If ever there was an election that could be summed up by “It’s the economy, stupid” the Argentine election is it. In fact, the economic failure is so clear and the popular consensus so pronounced that last Sunday’s election was cancelled. In a highly unusual move for a candidate who won the first round of an election, Carlos Saul Menem withdrew from the race last week. His opponent and fellow Peronist party member Nestor Kirchner, who placed second in the first round, will become president of Argentina.
Over the last five years Argentina, which previously enjoyed the highest living standards in Latin America, has suffered through the worst economic decline in its history. The majority of the country now lives below the official poverty line, and unemployment is 22 percent.
Although Menem had other political liabilities he is widely seen as corrupt it is his role as designer of failed economic policies that did him in. A solid majority of the voters in the first round of the election voted for candidates including Kirchner who rejected these policies, and the polls showed Menem losing by more than a 2-1 margin in the run-off.
Menem was president from 1991-1999, and
although he left office before things really fell apart, the electorate correctly held him responsible for the ensuing depression. Under Menem’s leadership, the country experimented with an extreme version of what Argentines call “neoliberalismo,” including an indiscriminate opening to foreign capital and trade, large-scale privatization, and a “currency board” system much like a gold standard that fixed Argentina’s peso at one per U.S. dollar.
The combination was deadly. Despite initial success in taming inflation and boosting economic growth, the regime was particularly vulnerable to external shocks from the global economy. These began in 1994 when the U.S. Federal Reserve started a series of interest rate hikes, followed by the Mexican peso crisis (1994- 95), then the Asian (1997-98), Russian (1998), and Brazilian (1999) financial crises.
Each of these developments sent shock waves through the Argentine economy, which could not adjust so long as its currency was tied to the dollar. The result was a vicious spiral: private capital flight led to increasing interest rates and a shrinking economy, which led to more debt and even higher interest rates as investors feared a currency devaluation and then a debt default.
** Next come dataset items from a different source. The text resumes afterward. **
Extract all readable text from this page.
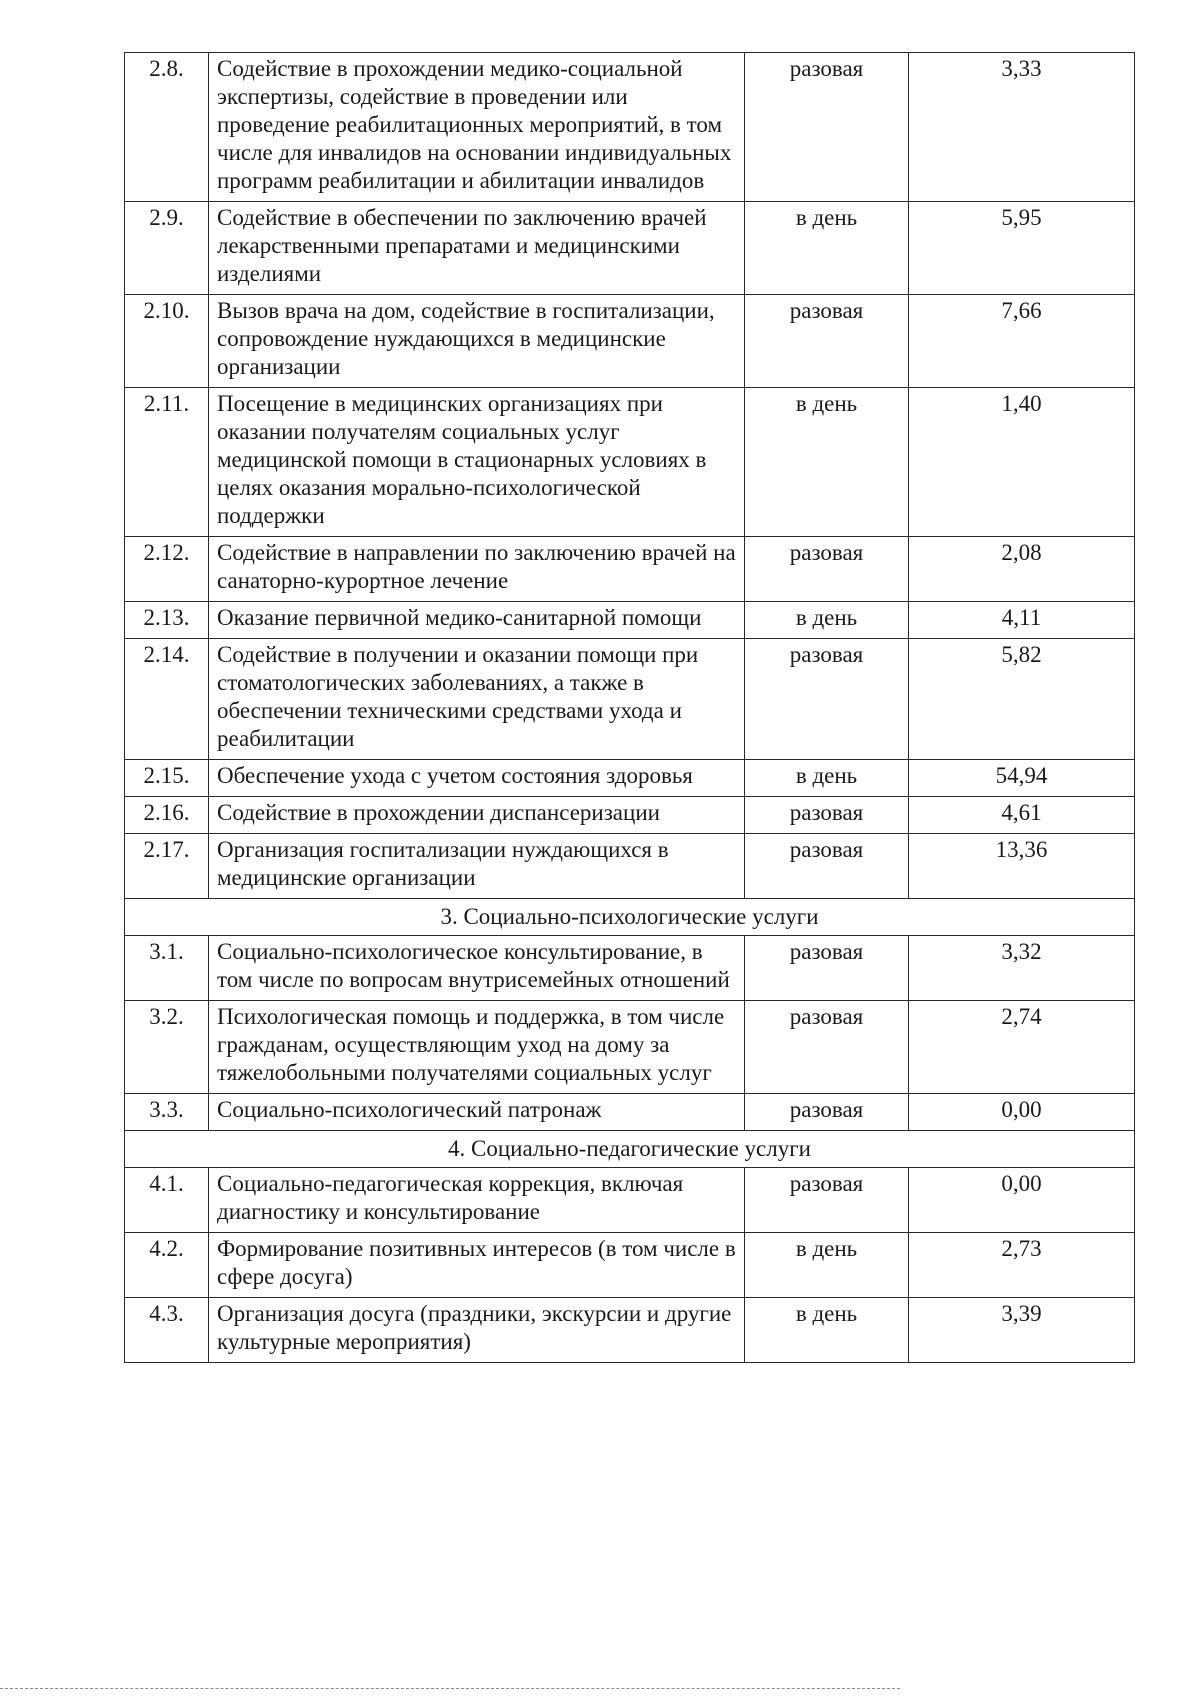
2.8.	Содействие в прохождении медико-социальной экспертизы, содействие в проведении или проведение реабилитационных мероприятий, в том числе для инвалидов на основании индивидуальных программ реабилитации и абилитации инвалидов	разовая	3,33
2.9.	Содействие в обеспечении по заключению врачей лекарственными препаратами и медицинскими изделиями	в день	5,95
2.10.	Вызов врача на дом, содействие в госпитализации, сопровождение нуждающихся в медицинские организации	разовая	7,66
2.11.	Посещение в медицинских организациях при оказании получателям социальных услуг медицинской помощи в стационарных условиях в целях оказания морально-психологической поддержки	в день	1,40
2.12.	Содействие в направлении по заключению врачей на санаторно-курортное лечение	разовая	2,08
2.13.	Оказание первичной медико-санитарной помощи	в день	4,11
2.14.	Содействие в получении и оказании помощи при стоматологических заболеваниях, а также в обеспечении техническими средствами ухода и реабилитации	разовая	5,82
2.15.	Обеспечение ухода с учетом состояния здоровья	в день	54,94
2.16.	Содействие в прохождении диспансеризации	разовая	4,61
2.17.	Организация госпитализации нуждающихся в медицинские организации	разовая	13,36
3. Социально-психологические услуги			
3.1.	Социально-психологическое консультирование, в том числе по вопросам внутрисемейных отношений	разовая	3,32
3.2.	Психологическая помощь и поддержка, в том числе гражданам, осуществляющим уход на дому за тяжелобольными получателями социальных услуг	разовая	2,74
3.3.	Социально-психологический патронаж	разовая	0,00
4. Социально-педагогические услуги			
4.1.	Социально-педагогическая коррекция, включая диагностику и консультирование	разовая	0,00
4.2.	Формирование позитивных интересов (в том числе в сфере досуга)	в день	2,73
4.3.	Организация досуга (праздники, экскурсии и другие культурные мероприятия)	в день	3,39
The government finally did default on $95 billion of public debt at the end of 2000, and the currency collapsed.
But the past is anything but history, and the debate far from over. That is partly because there is another actor in the Argentine economic drama: the International Monetary Fund (IMF). Argentina under Menem was its poster child, and the Fund supported the government’s policies right up to the cliff and over the edge. Fund officials also prolonged and worsened the recession/depression by insisting on monetary and fiscal austerity at the wrong times. (Their warnings of hyperinflation following the devaluation proved
unfounded: inflation so far this year is about 2.5 percent).
Like Menem, the IMF has admitted to no
mistakes; unlike Menem, it is not accountable to any electorate. But the Fund was there in Buenos Aires, on the eve of the election. Their presence reminded the public that certain things are not necessarily decided by majority votes. (Menem had met previously with Fund officials; Kirchner declined, although he did send a representative).
After an entire year of tense negotiations and shifting demands from the Fund, the IMF and Argentina reached an agreement in January. The agreement which expires in August –provided no net new resources for Argentina; the money will be used to pay official creditors such as the Fund itself and the World Bank.
Meanwhile, the Argentine economy began
recovering on its own last year, in spite of the largest sovereign debt default in history, and with no help whatsoever from the Fund. All indications are that the IMF will be pressuring the new Argentine government to run large budget surpluses in order to make payments on its defaulted debt, as much and as soon as possible. This and other traditional IMF policy prescriptions could easily choke off the economy’s nascent economic recovery.
The new president will certainly have a mandate from the electorate to resist the Fund’s demands, and make economic recovery the country’s first priority. But will he use it?
Mark Weisbrot is Co-Director of the Center for Economic and Policy Research, in Washington D.C.